Die Torah, das «Gesetz», ist immer dabei, wo fromme Juden feiern. Neben den Zehn Geboten, die nach biblischer Überlieferung Mose am Sinai von Gott übergeben wurden, enthält die Torah weitere 634 Gebote und Verbote, die als verbindlich gelten. Natürlich können diese Gebote nicht das ganze menschliche Leben mit all seinen Situationen erfassen. Aber sie wirken an sich schon recht erdrückend. Wie, um Himmels willen, soll da der Mensch noch Freude am Leben haben können?!
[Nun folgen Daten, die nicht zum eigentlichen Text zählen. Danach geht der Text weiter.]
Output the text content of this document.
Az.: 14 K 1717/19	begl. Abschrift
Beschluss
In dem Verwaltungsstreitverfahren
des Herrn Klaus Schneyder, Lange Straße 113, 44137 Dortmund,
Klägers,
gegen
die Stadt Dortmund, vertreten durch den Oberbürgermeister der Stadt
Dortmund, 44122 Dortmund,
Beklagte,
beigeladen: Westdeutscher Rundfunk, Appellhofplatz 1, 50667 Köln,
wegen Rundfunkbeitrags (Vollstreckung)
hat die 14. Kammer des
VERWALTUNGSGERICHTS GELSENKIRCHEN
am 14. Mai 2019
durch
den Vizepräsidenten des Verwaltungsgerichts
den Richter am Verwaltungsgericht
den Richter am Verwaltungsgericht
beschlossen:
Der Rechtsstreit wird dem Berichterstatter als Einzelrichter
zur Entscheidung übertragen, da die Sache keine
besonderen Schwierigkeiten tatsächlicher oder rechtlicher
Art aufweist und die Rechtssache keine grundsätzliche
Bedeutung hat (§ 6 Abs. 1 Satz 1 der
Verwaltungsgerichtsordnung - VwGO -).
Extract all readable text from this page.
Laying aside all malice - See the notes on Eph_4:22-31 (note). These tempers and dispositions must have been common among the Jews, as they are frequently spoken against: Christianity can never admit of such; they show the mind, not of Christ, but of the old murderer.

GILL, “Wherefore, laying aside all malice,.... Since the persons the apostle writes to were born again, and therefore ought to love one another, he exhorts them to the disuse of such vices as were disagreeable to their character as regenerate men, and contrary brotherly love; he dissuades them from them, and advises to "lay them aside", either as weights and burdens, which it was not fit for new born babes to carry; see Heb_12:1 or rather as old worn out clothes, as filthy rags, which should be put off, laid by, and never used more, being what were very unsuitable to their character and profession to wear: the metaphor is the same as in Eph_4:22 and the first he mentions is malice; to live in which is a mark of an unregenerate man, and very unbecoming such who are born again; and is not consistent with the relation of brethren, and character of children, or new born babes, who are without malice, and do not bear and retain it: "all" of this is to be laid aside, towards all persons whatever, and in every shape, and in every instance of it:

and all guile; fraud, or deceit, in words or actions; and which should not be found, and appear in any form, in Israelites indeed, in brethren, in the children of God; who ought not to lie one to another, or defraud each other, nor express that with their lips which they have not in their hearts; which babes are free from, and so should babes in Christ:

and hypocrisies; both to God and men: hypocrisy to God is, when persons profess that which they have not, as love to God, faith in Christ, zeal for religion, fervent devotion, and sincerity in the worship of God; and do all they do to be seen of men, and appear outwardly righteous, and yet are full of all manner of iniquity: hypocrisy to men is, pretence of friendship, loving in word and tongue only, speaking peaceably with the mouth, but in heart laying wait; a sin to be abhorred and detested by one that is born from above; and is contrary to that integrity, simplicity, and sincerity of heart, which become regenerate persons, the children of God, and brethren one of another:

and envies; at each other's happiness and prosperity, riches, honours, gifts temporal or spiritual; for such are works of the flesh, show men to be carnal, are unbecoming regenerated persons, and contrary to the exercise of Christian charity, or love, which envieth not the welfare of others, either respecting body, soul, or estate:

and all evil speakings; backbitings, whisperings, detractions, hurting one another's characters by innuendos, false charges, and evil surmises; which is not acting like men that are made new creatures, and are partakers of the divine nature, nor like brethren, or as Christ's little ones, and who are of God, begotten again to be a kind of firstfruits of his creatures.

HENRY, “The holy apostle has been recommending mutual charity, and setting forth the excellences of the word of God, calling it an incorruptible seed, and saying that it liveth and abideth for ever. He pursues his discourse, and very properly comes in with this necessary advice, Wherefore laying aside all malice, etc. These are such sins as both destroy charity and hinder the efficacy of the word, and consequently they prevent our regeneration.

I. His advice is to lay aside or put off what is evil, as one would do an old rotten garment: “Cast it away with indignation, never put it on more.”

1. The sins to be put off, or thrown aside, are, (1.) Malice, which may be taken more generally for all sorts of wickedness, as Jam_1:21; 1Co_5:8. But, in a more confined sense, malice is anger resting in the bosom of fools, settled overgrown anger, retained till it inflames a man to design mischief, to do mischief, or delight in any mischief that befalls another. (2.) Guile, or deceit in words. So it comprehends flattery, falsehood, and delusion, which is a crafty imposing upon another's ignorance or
Was sagt Jesus zur Befolgung der Gebote und religiöser Vorschriften? Jesus geht einen anderen Weg. Zwar sagt er auch - und darin ist er vollkommener Jude -, dass das Gesetz gilt und gültig bleiben wird (Mt. 5, 18). Und doch kann er das Gesetz brechen, wenn es dem Leben eines Menschen im Weg steht. Gerade das Sabbatgebot - für die Juden ein ganz zentrales Merkmal ihrer Identität - hat er nach dem Zeugnis der Evangelien mehrfach gebrochen oder anders ausgelegt: «Soll man am Sabbat Gutes tun oder Böses tun, Leben erhalten oder töten?» (Mk 3, 4). Es geht Jesus nicht um eine buchstabengetreue Befolgung bestimmer Vorschriften. Er möchte, dass die Menschen nach dem Sinn des Gesetzes leben, und der ist zusammengefasst im Dreifachgebot der Liebe (Mt 22, 37-39).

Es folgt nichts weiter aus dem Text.